1.3. Нравственная культура в феодальном обществе
Классическое рабство в его наиболее зрелых формах существовало далеко не везде. Гораздо большее распространение имели медленное и постепенное разложение родового общества, его расслоение и социальная дифференциация по сферам деятельности, власти, собственности и соответственно правам и обязанностям, своему социальному статусу.
В результате расслоения родового общества в нем выделялась родоплеменная военная знать, захватывающая все больше общинной собственности. Она распространяла свою власть на определенную территорию и населяющих ее людей, образуя господствующее привилегированное сословие. Из нее формируется военная и землевладельческая аристократия, чье господствующее положение определялось собственностью на основное средство производства - землю и природные угодья - и военной силой, дающей власть над населяющими эту землю людьми.
Обедневшие же общинники, попадающие во все большую кабалу и зависимость от аристократов, наряду с захваченными и покоренными племенами и их потомками, образуют основную массу населения, находящуюся под властью господствующего класса.
Земельные владения, принадлежащие представителям господствующего класса, назывались феодом, а их владельцы, имеющие власть над населявшими эту землю людьми, - феодалами.
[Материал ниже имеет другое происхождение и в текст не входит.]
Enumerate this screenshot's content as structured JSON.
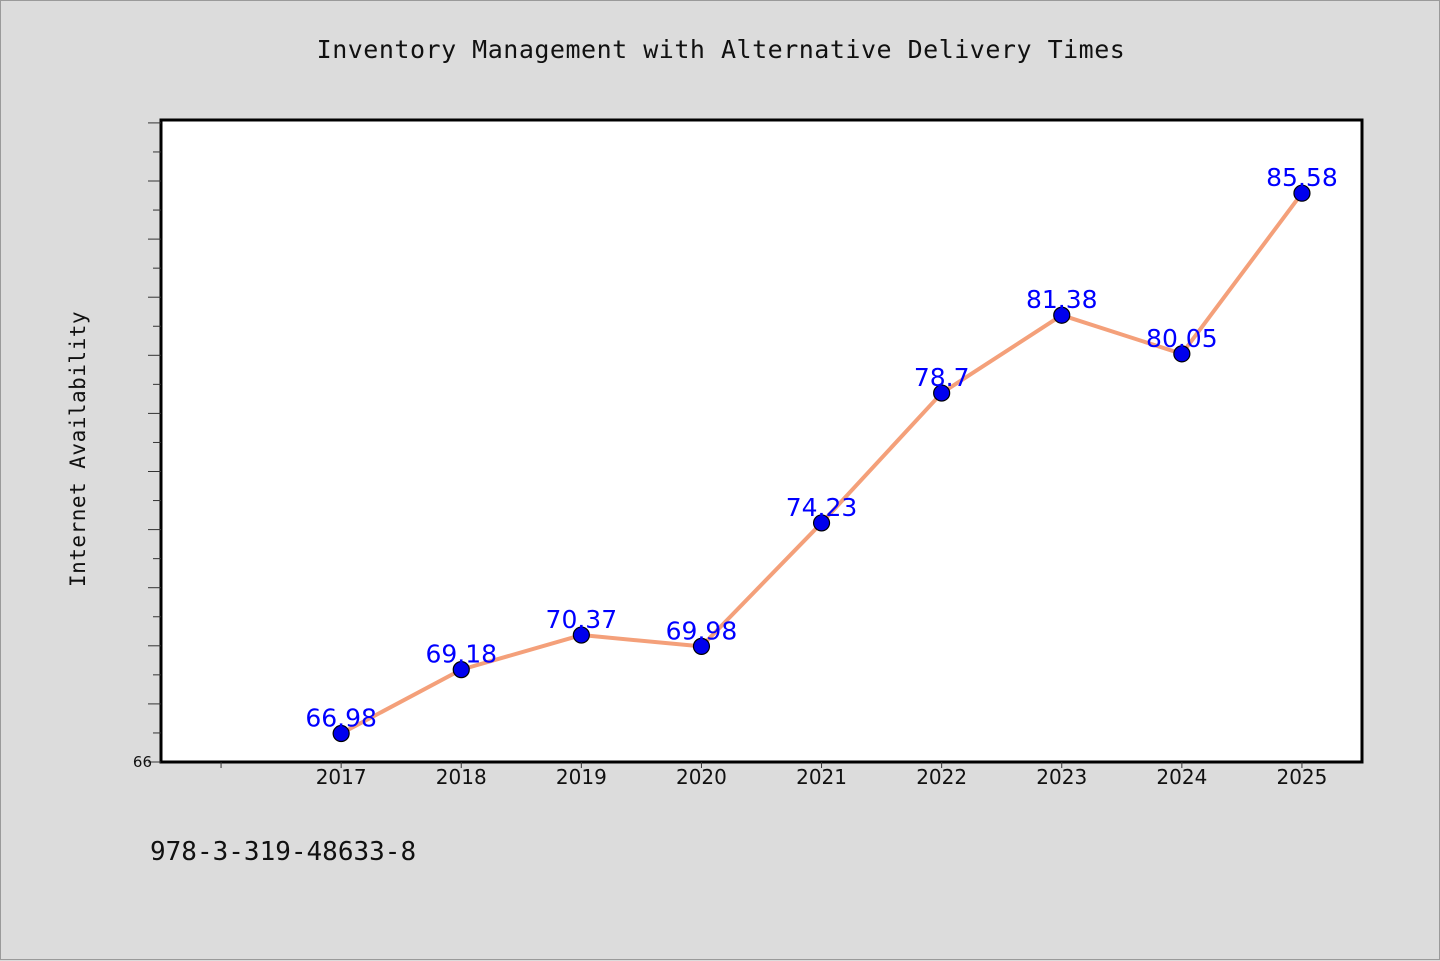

Среди них выделялись наиболее сильные, владевшие наибольшими земельными владениями и обладающие военной силой, которые подчиняли себе более мелких феодалов, - князья и короли. Они окружали себя приближенными - военной дружиной, зависимыми от них феодалами - герцогами, графами, баронами, у которых также имелась своя свита. Все вместе они образовывали военное рыцарство, которое вследствие его приближенности ко двору крупнейшего феодала стало называться дворянством.
Возникающее на развалинах родового строя государство становится орудием осуществления господства класса феодалов, при помощи которого удерживается в подчинении основная масса населения и поддерживается установившийся порядок общественных взаимоотношений.
Значительную эволюцию в связи с разложением родового строя претерпевает и сама община, которая в связи с объединением племен в результате роста населения постепенно превращается из родовой в территориальную, соседскую общину, где живут и трудятся сообща уже не только родственники, но и соседи. Однако соседская община строится также по принципу "большой семьи" и во многом наследует присущие родовому обществу обычаи, традиции и порядки.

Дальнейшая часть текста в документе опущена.